Suggestions by Tony Abbott and some media commentators that Fair Work Australia has bungled the Health Services Union investigation and therefore will be unable to prosecute Craig Thomson and others involved in the affair are wide of the mark.
According to the rhetoric, because FWA did not prepare a brief of evidence when it referred the 1100-page investigation report to the Commonwealth Director of Public Prosecutions the case is a dead duck. Nothing could be further from the truth.
The DPP’s Christopher Craigie, SC, is quite right that his department is not an investigation agency and only acts on briefs of evidence provided to it by a referring government agency. It’s a long-standing policy well known by most government agencies. The DPP depends upon the referring agency to investigate offences and prepare briefs of evidence to support prosecution. It is their role to consider briefs of evidence referred by investigating agencies.
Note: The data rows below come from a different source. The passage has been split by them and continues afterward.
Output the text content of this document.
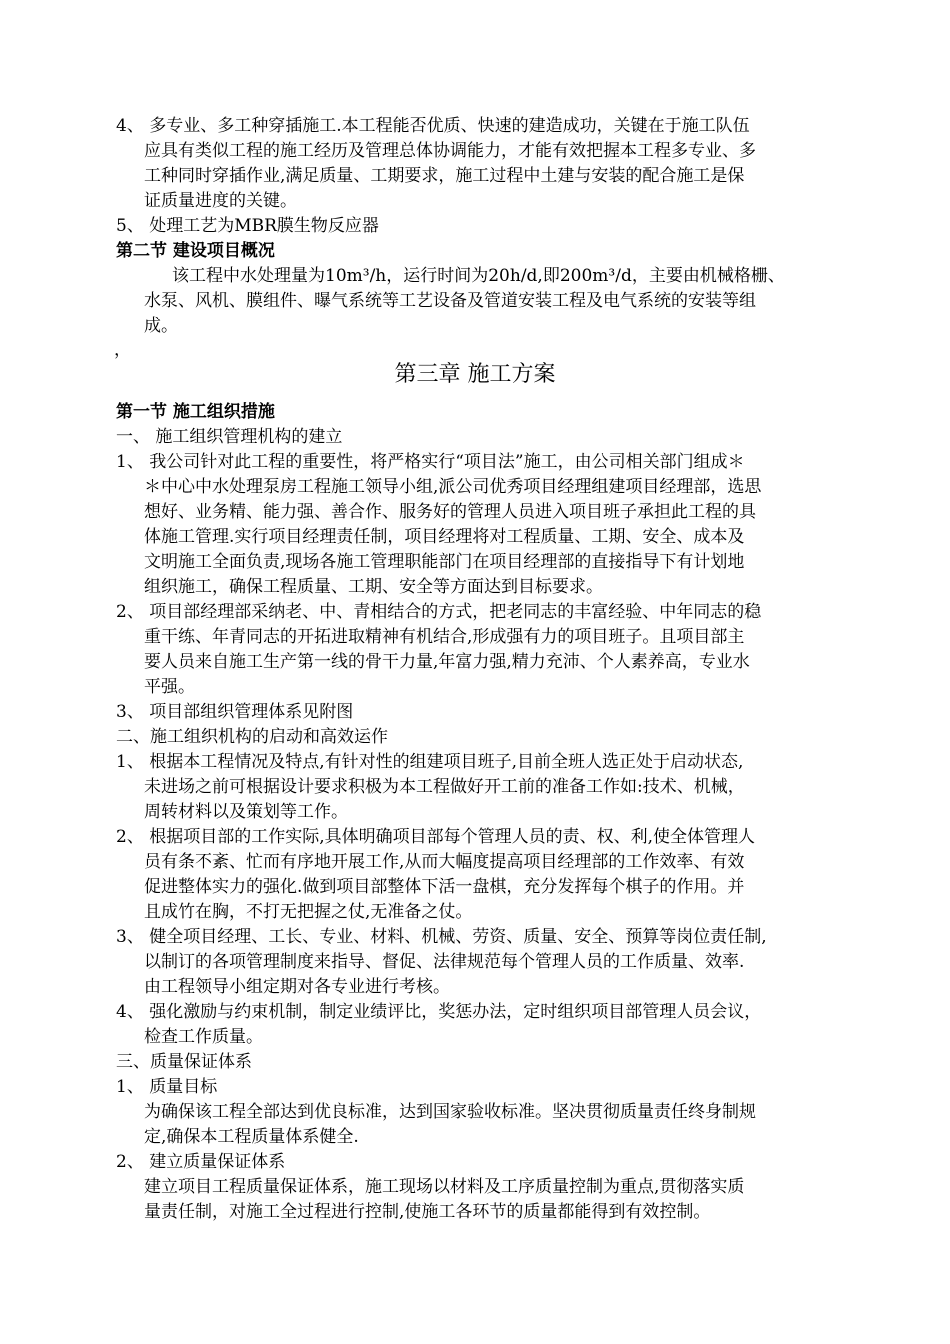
第三章 施工方案
4、 多专业、多工种穿插施工.本工程能否优质、快速的建造成功，关键在于施工队伍
应具有类似工程的施工经历及管理总体协调能力，才能有效把握本工程多专业、多
工种同时穿插作业,满足质量、工期要求，施工过程中土建与安装的配合施工是保
证质量进度的关键。
5、 处理工艺为MBR膜生物反应器
第二节 建设项目概况
该工程中水处理量为10m³/h，运行时间为20h/d,即200m³/d，主要由机械格栅、
水泵、风机、膜组件、曝气系统等工艺设备及管道安装工程及电气系统的安装等组
成。
，
第一节 施工组织措施
一、 施工组织管理机构的建立
1、 我公司针对此工程的重要性，将严格实行“项目法”施工，由公司相关部门组成＊
＊中心中水处理泵房工程施工领导小组,派公司优秀项目经理组建项目经理部，选思
想好、业务精、能力强、善合作、服务好的管理人员进入项目班子承担此工程的具
体施工管理.实行项目经理责任制，项目经理将对工程质量、工期、安全、成本及
文明施工全面负责,现场各施工管理职能部门在项目经理部的直接指导下有计划地
组织施工，确保工程质量、工期、安全等方面达到目标要求。
2、 项目部经理部采纳老、中、青相结合的方式，把老同志的丰富经验、中年同志的稳
重干练、年青同志的开拓进取精神有机结合,形成强有力的项目班子。且项目部主
要人员来自施工生产第一线的骨干力量,年富力强,精力充沛、个人素养高，专业水
平强。
3、 项目部组织管理体系见附图
二、施工组织机构的启动和高效运作
1、 根据本工程情况及特点,有针对性的组建项目班子,目前全班人选正处于启动状态,
未进场之前可根据设计要求积极为本工程做好开工前的准备工作如:技术、机械，
周转材料以及策划等工作。
2、 根据项目部的工作实际,具体明确项目部每个管理人员的责、权、利,使全体管理人
员有条不紊、忙而有序地开展工作,从而大幅度提高项目经理部的工作效率、有效
促进整体实力的强化.做到项目部整体下活一盘棋，充分发挥每个棋子的作用。并
且成竹在胸，不打无把握之仗,无准备之仗。
3、 健全项目经理、工长、专业、材料、机械、劳资、质量、安全、预算等岗位责任制,
以制订的各项管理制度来指导、督促、法律规范每个管理人员的工作质量、效率.
由工程领导小组定期对各专业进行考核。
4、 强化激励与约束机制，制定业绩评比，奖惩办法，定时组织项目部管理人员会议，
检查工作质量。
三、质量保证体系
1、 质量目标
为确保该工程全部达到优良标准，达到国家验收标准。坚决贯彻质量责任终身制规
定,确保本工程质量体系健全.
2、 建立质量保证体系
建立项目工程质量保证体系，施工现场以材料及工序质量控制为重点,贯彻落实质
量责任制，对施工全过程进行控制,使施工各环节的质量都能得到有效控制。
Prosecution decisions are taken independently of those who were responsible for the investigation.
In 2006, criminal lawyer Peter Faris, QC, and I wrote in Crikey that the DPP should involve itself in the case of former Reserve Bank board member and big Liberal Party donor Robert Gerard and his tax avoidance case. The DPP at the time, Damien Bugg, QC, responded saying: “To suggest that the DPP should seek to intercede in a case where it has no power to do so and has no brief, is to suggest that this matter be dealt with differently to the normal processes.”
However, in his media release last week, Craigie said it will examine the material and consider what further action may need to be taken. As well as prosecuting matters, the DPP also provides legal advice to government agency investigators in particular matters when it is requested by agencies. Often this advice is sought and provided at an early stage of the investigation, particularly if the case is of a complex nature. What Craigie clearly intends to do is provide FWA general manager Bernadette O’Neill with advice as to how to progress the matter further in terms of a criminal prosecution, including requesting a brief of evidence.
It its guidelines to referring agencies, the CDPP states:
However, an investigator may, prior to referring a brief to the CDPP, consult the CDPP on:
- possible offences, criminality and scope of the investigation;
- legal advice as to search warrants and the use of other investigation powers; and
- the format of the brief.
But is there anyone in FWA that has the expertise to prepare a brief of evidence if the DPP call for one? According to a FWA spokesman, they do not have an in-house prosecution unit or anyone with the qualifications to do this and that is why they asked to DPP for help. Indeed, since their transition to FWA from antecedent organisations such as the Australian Industrial Relations Commission in 2009, FWA has never referred any criminal case to the DPP.
So why did O’Neill refer the report to the DPP without the requisite brief of evidence? I think it is a simple case that she wasn’t aware of the DPP policy of separation between the functions of investigation and prosecuting. She was provided legal advice from the Australian government solicitor that under the Fair Work (Registered Organisations) Act 2009 she could refer the matter to the DPP for action in relation to possible criminal offences. That is what she did — but without the brief.
Craigie will in due course supply O’Neill with legal advice on what to do next. If it involves preparing a brief of evidence to advance the matter to court, O’Neill needs to think about who she might get to do the job.
Isn’t it interesting that it takes Crikey to get this message out. Can’t see
this message making it through all the hysteria in the majors who are
so biased to the Coalition they can’t see the wood for the trees.
@ Jenny Haines
I agree. But the process seems to be taking a very long time and one may understand Coalition supporters thinking that the delays are calculated to protect the Labor government.
No, it’s an FWA bungle. Yes, the FWA can go back and do the investigation
properly and a prosecution may still result. However, clearly much time,
money and effort has been expended for no result.
It is appalling that the FWA did not consult closely with the Commonwealth
DPP as to the proper requirements for a brief of evidence, or simply refer it
to the Australian Federal Police if the case was beyond their expertise.
It doesn’t give you a lot of confidence in the FWA’s effectiveness in general
if they have no idea how to create a brief of evidence for a possible criminal
prosecution. Enforcing their legislation obviously isn’t a high priority…..
I’m not sure that Fair Work Australia bungled. It may have launched the investigation to determine whether the Act had been breached and thus whether the union should be deregistered or any of its officers should be prohibited from holding office. The issue of criminal proceedings may have arisen later and FWA decided to complete its initial inquiry before launching a second criminal investigation.
At the very start of this matter there were allegations of criminal misuse of
a union credit card for services which had nothing to do with union
business. After 3 years, the FWA referred a mass of documentation to
the CDPP. In a couple of days, the CDPP sent it back as not constituting a
brief of evidence it can work with. Costly FWA stuff up.
They should have referred it to the police.